Повисла гнетущая тишина, прерываемая лишь гулом прибоя, потому что, хотя задиристый рулевой был типом малоприятным и грубым, все признавали его самым умным, а в этом случае он был как никогда прав.

— Допустим, все именно так, как ты говоришь, — вмешался наконец Сьенфуэгос. — И что нам теперь делать?

— Найти виновного и повесить на верхушке грот-мачты, а перед этим заставить его сожрать собственные яйца.

Все встревоженно и мрачно переглянулись, и в конце концов гранадец Варгас, который провел всю неделю в цепях и до сих пор лежал на тюфяке, не в силах пошевелиться, а потому остался единственным вне подозрений, сказал:

— Не стоит сеять семена подозрения, ни к чему хорошему это не приведет. Не забудьте, что нам предстоит провести вместе по меньшей мере год, и этот сукин сын Арана не собирается облегчать нам жизнь. Если мы не будем вести себя осторожно, то она и вовсе превратится в ад. Я-то знаю по личному опыту!

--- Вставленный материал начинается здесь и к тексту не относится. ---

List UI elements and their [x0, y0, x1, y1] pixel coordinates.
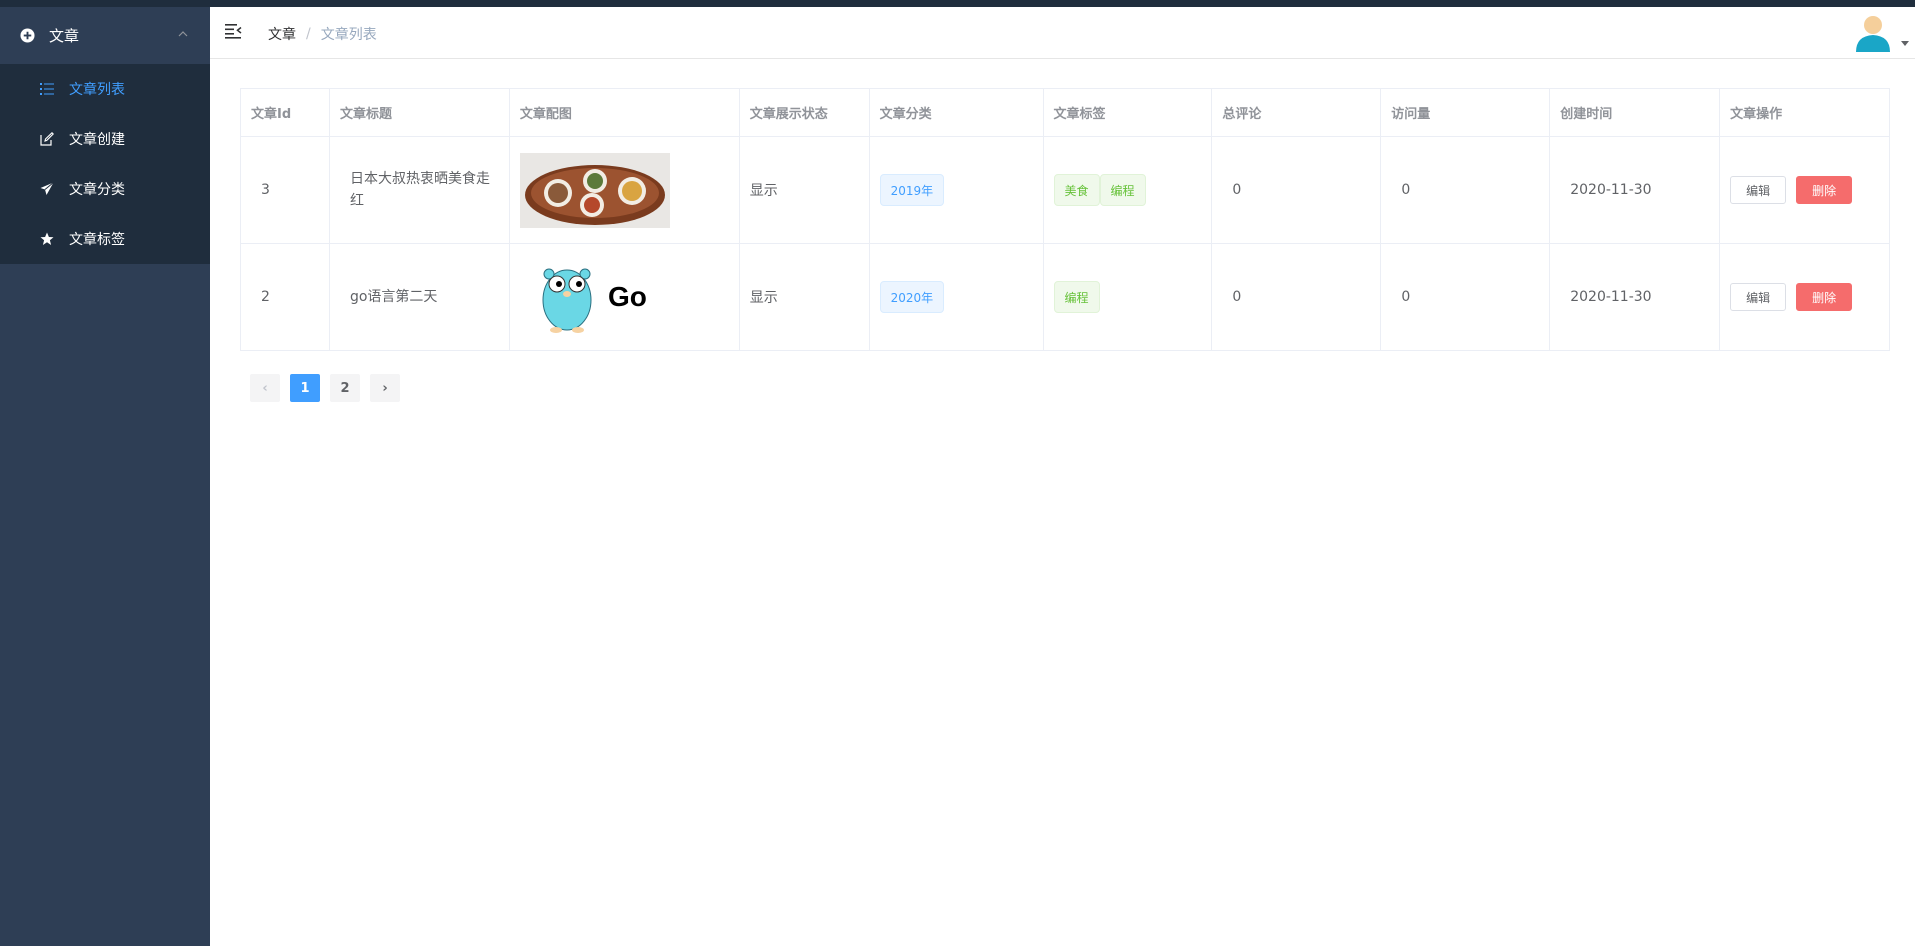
cell-title: go语言第二天	[330, 244, 510, 350]
breadcrumb-item-article[interactable]: 文章	[268, 24, 296, 44]
sidebar: 文章 文章列表 文章创建 文章分类 文章标签	[0, 7, 210, 946]
cell-views: 0	[1381, 244, 1551, 350]
cell-status: 显示	[740, 244, 870, 350]
user-avatar[interactable]	[1853, 13, 1893, 53]
cell-image: Go	[510, 244, 740, 350]
prev-page-button[interactable]: ‹	[250, 374, 280, 402]
column-header-tags: 文章标签	[1044, 89, 1213, 136]
cell-tags: 编程	[1044, 244, 1213, 350]
column-header-views: 访问量	[1381, 89, 1551, 136]
submenu: 文章列表 文章创建 文章分类 文章标签	[0, 64, 210, 264]
star-icon	[40, 232, 54, 245]
delete-button[interactable]: 删除	[1796, 176, 1853, 204]
article-table: 文章Id 文章标题 文章配图 文章展示状态 文章分类 文章标签 总评论 访问量 …	[240, 88, 1891, 351]
page-button-1[interactable]: 1	[290, 374, 320, 402]
column-header-category: 文章分类	[870, 89, 1044, 136]
breadcrumb-separator: /	[306, 26, 311, 42]
top-strip	[0, 0, 1915, 7]
menu-group-label: 文章	[49, 27, 80, 45]
chevron-up-icon	[178, 31, 188, 37]
cell-actions: 编辑 删除	[1720, 244, 1891, 350]
title-line: go语言第二天	[349, 289, 438, 305]
sidebar-item-label: 文章分类	[69, 182, 125, 198]
top-header: 文章 / 文章列表	[210, 7, 1915, 59]
menu-group-article[interactable]: 文章	[0, 7, 210, 64]
column-header-created: 创建时间	[1550, 89, 1721, 136]
cell-views: 0	[1381, 137, 1551, 243]
collapse-menu-icon[interactable]	[225, 23, 243, 39]
breadcrumb-item-article-list: 文章列表	[320, 27, 377, 43]
column-header-actions: 文章操作	[1720, 89, 1890, 136]
sidebar-item-label: 文章列表	[69, 82, 125, 98]
table-row: 3 日本大叔热衷晒美食走 红 显示 2019年 美食 编程 0 0 2020-1…	[241, 137, 1891, 244]
edit-button[interactable]: 编辑	[1730, 176, 1787, 204]
title-line: 日本大叔热衷晒美食走	[349, 171, 490, 187]
list-icon	[40, 83, 54, 95]
cell-created: 2020-11-30	[1550, 137, 1721, 243]
go-logo-text: Go	[608, 281, 647, 312]
delete-button[interactable]: 删除	[1796, 283, 1853, 311]
send-icon	[40, 182, 54, 195]
tag-badge: 编程	[1099, 174, 1146, 206]
sidebar-item-label: 文章创建	[69, 132, 125, 148]
edit-button[interactable]: 编辑	[1730, 283, 1787, 311]
cell-category: 2019年	[870, 137, 1044, 243]
tag-badge: 美食	[1053, 174, 1100, 206]
cell-image	[510, 137, 740, 243]
cell-comments: 0	[1212, 137, 1382, 243]
food-plate-image	[519, 152, 670, 228]
category-tag: 2019年	[879, 174, 945, 206]
breadcrumb: 文章 / 文章列表	[268, 24, 377, 44]
cell-title: 日本大叔热衷晒美食走 红	[330, 137, 510, 243]
cell-actions: 编辑 删除	[1720, 137, 1891, 243]
next-page-button[interactable]: ›	[370, 374, 400, 402]
table-header-row: 文章Id 文章标题 文章配图 文章展示状态 文章分类 文章标签 总评论 访问量 …	[241, 89, 1890, 137]
sidebar-item-label: 文章标签	[69, 232, 125, 248]
tag-badge: 编程	[1053, 281, 1100, 313]
cell-created: 2020-11-30	[1550, 244, 1721, 350]
cell-tags: 美食 编程	[1044, 137, 1213, 243]
table-row: 2 go语言第二天 Go 显示 2020年 编程 0 0 2020-11-30 …	[241, 244, 1891, 351]
column-header-image: 文章配图	[510, 89, 740, 136]
edit-icon	[40, 132, 54, 146]
cell-id: 3	[241, 137, 330, 243]
column-header-title: 文章标题	[330, 89, 510, 136]
sidebar-item-article-list[interactable]: 文章列表	[0, 64, 210, 114]
sidebar-item-article-category[interactable]: 文章分类	[0, 164, 210, 214]
column-header-comments: 总评论	[1212, 89, 1382, 136]
pagination: ‹ 1 2 ›	[250, 374, 410, 402]
cell-status: 显示	[740, 137, 870, 243]
category-tag: 2020年	[879, 281, 945, 313]
cell-id: 2	[241, 244, 330, 350]
go-gopher-image: Go	[519, 259, 670, 335]
column-header-status: 文章展示状态	[740, 89, 870, 136]
cell-category: 2020年	[870, 244, 1044, 350]
page-button-2[interactable]: 2	[330, 374, 360, 402]
cell-comments: 0	[1212, 244, 1382, 350]
plus-circle-icon	[20, 28, 35, 43]
title-line: 红	[349, 193, 364, 209]
sidebar-item-article-tag[interactable]: 文章标签	[0, 214, 210, 264]
sidebar-item-article-create[interactable]: 文章创建	[0, 114, 210, 164]
column-header-id: 文章Id	[241, 89, 330, 136]
caret-down-icon[interactable]	[1901, 41, 1909, 47]
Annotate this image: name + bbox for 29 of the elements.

На следующий день канарец рассказал мастеру Бенито о разыгравшейся в бараке сцене, и флегматичный оружейник лишь кивнул с пессимистичным видом.

— Гранадец прав, — признал он. — Ведь чуяло мое сердце, что-то должно случиться, но я не думал, что это нечто настолько грязное. Вот уж действительно, куда бы ни пришел цивилизованный человек, он повсюду тянет за собой разложение.

— И кто, по-вашему, мог это сделать? Сколько я ни смотрю вокруг, даже не знаю, на кого и подумать.

— Забудь! — поспешно ответил Бенито. — Даже не думай об этом: подобные раздумья приведут лишь к недоверию между нами, и в итоге мы просто возненавидим друг друга. Почему ты так уверен, что это не мог сделать я, например? Что ты вообще знаешь обо мне и о моих пристрастиях? И как ты сможешь сидеть рядом со мной за столом или засыпать со мной бок о бок, представляя, что я в любую минуту могу тебя убить?

— Не говорите глупостей!

— Почему ты решил, что это глупости? Потому что ты меня знаешь? — он беспомощно развел руками. — Здесь все друг друга знают, но каждый скрывает в потаенные уголках своего сердца какую-то вину. Так ты ни к чему не придешь. Забудь об этом! Если будешь об этом думать, ничего не добьешься.

Безусловно, это был хороший совет, но трудновыполнимый, поскольку тень преступления словно гигантская башня нависла над фортом, отравляя взаимоотношения его обитателей, которые не могли отделаться от тревожного чувства, что спят под одной крышей с грязным убийцей-содомитом.